Zebra

Zebra

Zebra

By: Robert Cook, 1999
Medium: cast bronze
Size: 104 x 95mm
Cast by: Lunt
Issue: The Medal, no. 36 (2000)
Edition: 47

Category:

Robert Cook began forming wax in 1940, in his last year of studying with George Demetrios at Milton Academy, Boston, Massachusetts. Later he studied in Paris under Marcel Gaumont at the Academie des Beaux-Arts, and finally in Rome, where he has lived since 1948. He has won numerous awards, including the Prix de Rome, the National Academy of Arts and Letters award, and the Tiffany Foundation award. His huge abstract sculpture of a dinosaur is a landmark on New York’s Park Avenue at 51st Street. For large sinuous works such as this, Cook works directly with sheets of beeswax, supporting the structure with bamboo before casting.
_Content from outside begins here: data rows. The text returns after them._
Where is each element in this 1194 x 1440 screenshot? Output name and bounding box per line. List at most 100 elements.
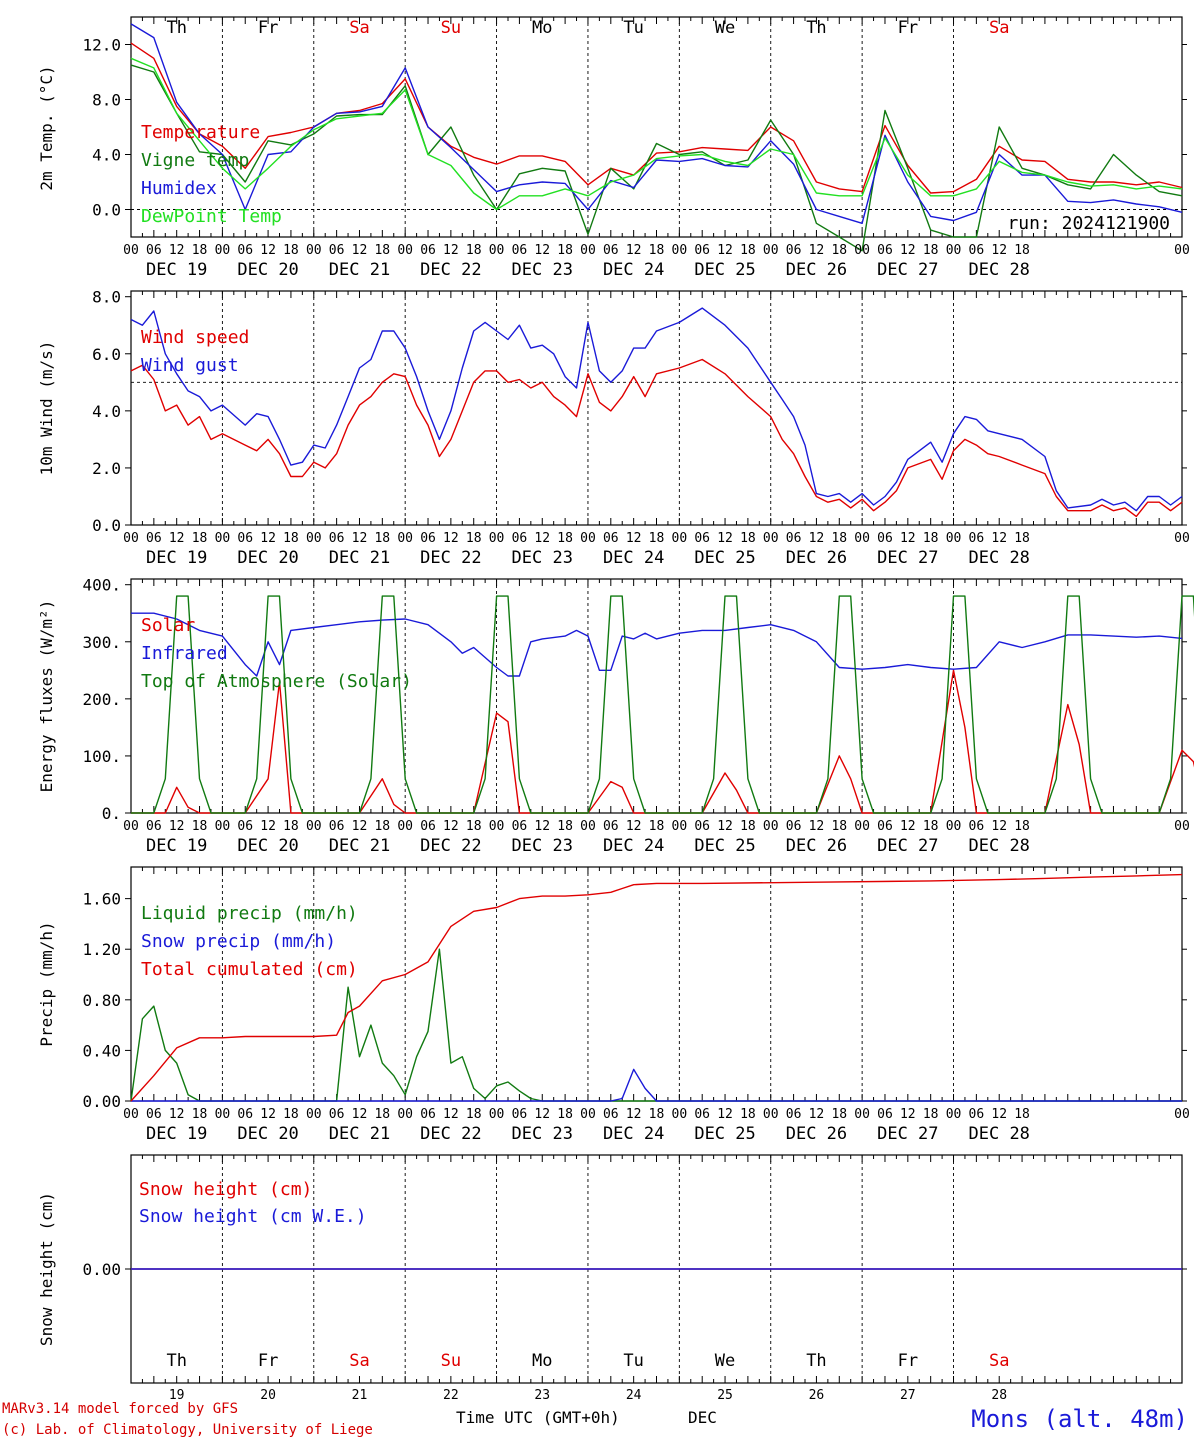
hour-label: 12	[991, 243, 1007, 258]
date-label: DEC 27	[877, 836, 938, 856]
hour-label: 12	[260, 531, 276, 546]
hour-label-final: 00	[1174, 531, 1190, 546]
hour-label: 06	[877, 531, 893, 546]
y-tick-label: 6.0	[92, 345, 121, 364]
y-tick-label: 8.0	[92, 91, 121, 110]
date-label: DEC 25	[694, 548, 755, 568]
hour-label: 12	[717, 243, 733, 258]
day-of-week-label: Fr	[898, 18, 918, 38]
date-label: DEC 21	[329, 548, 390, 568]
hour-label: 06	[146, 819, 162, 834]
hour-label: 12	[717, 1107, 733, 1122]
hour-label: 06	[420, 1107, 436, 1122]
hour-label: 18	[192, 531, 208, 546]
day-number-label: 21	[352, 1388, 368, 1403]
series-line-dewpoint-temp	[130, 57, 1183, 211]
hour-label: 12	[260, 819, 276, 834]
hour-label: 18	[1014, 1107, 1030, 1122]
day-number-label: 22	[443, 1388, 459, 1403]
hour-label: 18	[740, 243, 756, 258]
hour-label: 00	[397, 243, 413, 258]
series-line-temperature	[130, 42, 1183, 194]
hour-label: 18	[740, 819, 756, 834]
date-label: DEC 28	[969, 836, 1030, 856]
hour-label: 18	[466, 1107, 482, 1122]
hour-label: 18	[283, 243, 299, 258]
hour-label: 12	[991, 1107, 1007, 1122]
hour-label: 12	[717, 819, 733, 834]
hour-label: 12	[443, 531, 459, 546]
hour-label: 18	[557, 1107, 573, 1122]
date-label: DEC 26	[786, 548, 847, 568]
hour-label: 12	[626, 531, 642, 546]
day-of-week-label: Sa	[989, 1351, 1009, 1371]
legend-entry: Solar	[141, 615, 195, 636]
hour-label: 06	[420, 531, 436, 546]
hour-label: 12	[169, 531, 185, 546]
hour-label: 06	[969, 243, 985, 258]
hour-label: 18	[283, 1107, 299, 1122]
day-of-week-label: Sa	[349, 18, 369, 38]
day-number-label: 27	[900, 1388, 916, 1403]
hour-label: 12	[352, 1107, 368, 1122]
panel-1: 12.0 8.0 4.0 0.0 2m Temp. (°C) Temperature Vig…	[37, 16, 1190, 280]
hour-label: 12	[809, 819, 825, 834]
y-tick-label: 0.00	[82, 1260, 121, 1279]
hour-label: 06	[786, 1107, 802, 1122]
hour-label: 06	[694, 243, 710, 258]
legend-entry: Humidex	[141, 178, 217, 199]
hour-label: 12	[534, 819, 550, 834]
hour-label: 12	[900, 531, 916, 546]
y-tick-label: 0.0	[92, 201, 121, 220]
date-label: DEC 23	[512, 548, 573, 568]
day-of-week-label: Mo	[532, 18, 552, 38]
day-of-week-label: Th	[166, 1351, 186, 1371]
hour-label-final: 00	[1174, 243, 1190, 258]
hour-label: 18	[374, 243, 390, 258]
y-tick-label: 0.	[102, 804, 121, 823]
date-label: DEC 22	[420, 260, 481, 280]
y-axis-label: Snow height (cm)	[37, 1192, 56, 1346]
date-label: DEC 23	[512, 1124, 573, 1144]
hour-label: 06	[969, 1107, 985, 1122]
hour-label: 06	[237, 1107, 253, 1122]
hour-label: 18	[192, 819, 208, 834]
day-number-label: 25	[717, 1388, 733, 1403]
date-label: DEC 22	[420, 548, 481, 568]
hour-label: 12	[169, 243, 185, 258]
y-tick-label: 1.60	[82, 890, 121, 909]
y-tick-label: 0.80	[82, 991, 121, 1010]
series-line-snow-precip-mm-h-	[131, 1068, 1182, 1102]
hour-label: 18	[374, 819, 390, 834]
hour-label: 12	[809, 531, 825, 546]
hour-label: 06	[329, 1107, 345, 1122]
legend-entry: Top of Atmosphere (Solar)	[141, 671, 412, 692]
legend-entry: Snow precip (mm/h)	[141, 931, 336, 952]
hour-label: 00	[489, 819, 505, 834]
hour-label: 00	[580, 819, 596, 834]
hour-label: 12	[809, 243, 825, 258]
hour-label: 00	[672, 819, 688, 834]
day-number-label: 20	[260, 1388, 276, 1403]
y-tick-label: 1.20	[82, 940, 121, 959]
date-label: DEC 20	[237, 1124, 298, 1144]
day-of-week-label: Fr	[258, 18, 278, 38]
hour-label: 06	[146, 531, 162, 546]
date-label: DEC 22	[420, 836, 481, 856]
x-axis-title: Time UTC (GMT+0h)	[456, 1408, 620, 1427]
hour-label: 00	[672, 531, 688, 546]
y-tick-label: 4.0	[92, 402, 121, 421]
hour-label: 06	[969, 819, 985, 834]
day-number-label: 24	[626, 1388, 642, 1403]
hour-label: 00	[306, 243, 322, 258]
plot-frame	[130, 290, 1183, 526]
day-of-week-label: We	[715, 1351, 735, 1371]
date-label: DEC 25	[694, 836, 755, 856]
date-label: DEC 20	[237, 260, 298, 280]
panel-5: 0.00 Snow height (cm) Snow height (cm) Snow…	[37, 1154, 1187, 1403]
hour-label: 00	[580, 1107, 596, 1122]
y-tick-label: 300.	[82, 633, 121, 652]
date-label: DEC 28	[969, 548, 1030, 568]
hour-label: 00	[306, 1107, 322, 1122]
y-axis-label: Energy fluxes (W/m²)	[37, 600, 56, 793]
Cook came late to making medals and circles. He works directly in a sheet of wax, playing with form. ‘Where there is a raised or convex form on one face, there must be a corresponding concave form on the other to keep a uniform thickness or thinness.’ His Zebra medal for BAMS exemplifies this technique and is typical of his work in several ways. Cook is an avid student of life-drawing, especially of animals in the wild – or indeed of humans, as when playing jazz and dancing. Tension, movement, energy are the three characteristics of his bronzes. Zebra catches that still moment when the animal fixes its gaze upon you and remains absolutely motionless. But you know well that, if you move (or spin the medal), an instant later the zebra will swiftly turn and gallop away in a blur.